I have taken some liberties with the facts in order to serve the story. Orsino Orsini’s exact death date is not known, but records indicate that it happened a year or two later than in this story. There is no indication that his death was murder, but it seems like a convenient mishap, and other notorious assassinations of the Renaissance were covered up by just such rigged “accidents.” And Juan Borgia was not recorded as a serial killer of low-born women, though his wild evenings of drinking, whoring, fighting, and killing stray dogs are well documented.

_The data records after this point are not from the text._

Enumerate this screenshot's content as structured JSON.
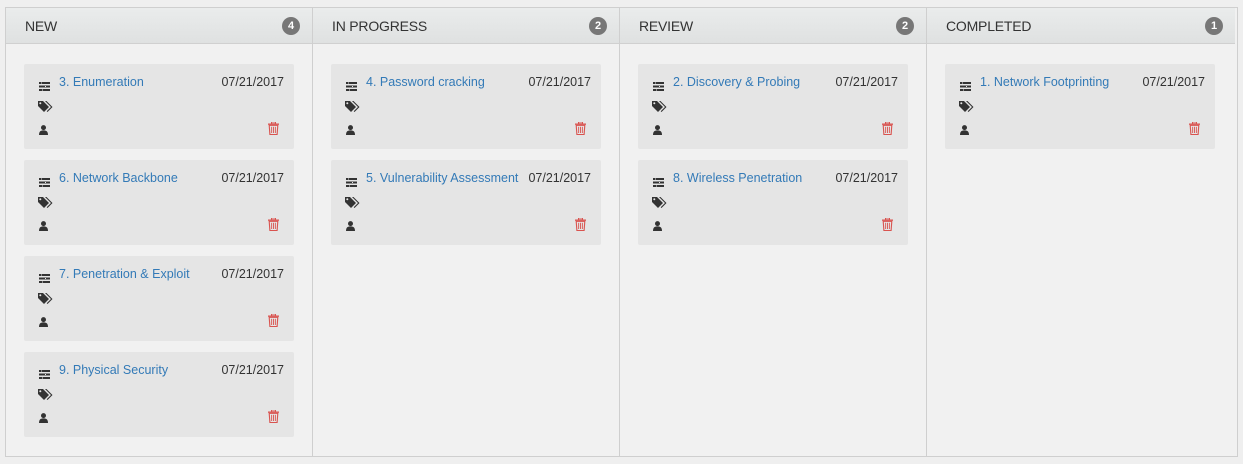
{
  "columns": [
    {
      "title": "NEW",
      "count": "4",
      "cards": [
        {
          "title": "3. Enumeration",
          "date": "07/21/2017"
        },
        {
          "title": "6. Network Backbone",
          "date": "07/21/2017"
        },
        {
          "title": "7. Penetration & Exploit",
          "date": "07/21/2017"
        },
        {
          "title": "9. Physical Security",
          "date": "07/21/2017"
        }
      ]
    },
    {
      "title": "IN PROGRESS",
      "count": "2",
      "cards": [
        {
          "title": "4. Password cracking",
          "date": "07/21/2017"
        },
        {
          "title": "5. Vulnerability Assessment",
          "date": "07/21/2017"
        }
      ]
    },
    {
      "title": "REVIEW",
      "count": "2",
      "cards": [
        {
          "title": "2. Discovery & Probing",
          "date": "07/21/2017"
        },
        {
          "title": "8. Wireless Penetration",
          "date": "07/21/2017"
        }
      ]
    },
    {
      "title": "COMPLETED",
      "count": "1",
      "cards": [
        {
          "title": "1. Network Footprinting",
          "date": "07/21/2017"
        }
      ]
    }
  ],
  "icons": {
    "task": "tasks-icon",
    "tags": "tags-icon",
    "user": "user-icon",
    "delete": "trash-icon"
  },
  "colors": {
    "link": "#337ab7",
    "delete": "#d9534f",
    "badge": "#777777",
    "card": "#e5e5e5"
  }
}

My supposition that Lucrezia Borgia gave birth to a child while waiting for her marriage to be annulled is based on the widespread rumors of the time. The young papal envoy Perotto is frequently named as the father of Lucrezia’s supposed child; not only is his death at Cesare’s hands suspicious, but he was one of the few men with access to the Pope’s daughter during her convent stay, However, there is no proof that Perotto’s relations with Lucrezia were anything other than formal; her pregnancy could well have been legitimate. Lord Sforza officially parted from his wife the Easter before her convent stay, but not all his travelings during that year have been recorded, and a private visit from the Count of Pesaro to his wife is not impossible: he fought hard to keep her, indicating that their marriage had its happy moments even if it ended sourly. If Lucrezia had borne a legitimate child to her husband, their union could not have been annulled and the Borgias would have lost their chance for the longed-for alliance with Naples—a reasonable explanation for the ruthless secrecy with which Cesare Borgia removed both Perotto and Lucrezia’s maid Pantisilea, who would have been the only other people besides the enclosed convent nuns to know about the pregnancy. If Lucrezia did give birth, we have no way of knowing if her child was a boy or a girl, whether it lived or died, or whether it was in fact the mysterious Roman Infante who was born at about the same time.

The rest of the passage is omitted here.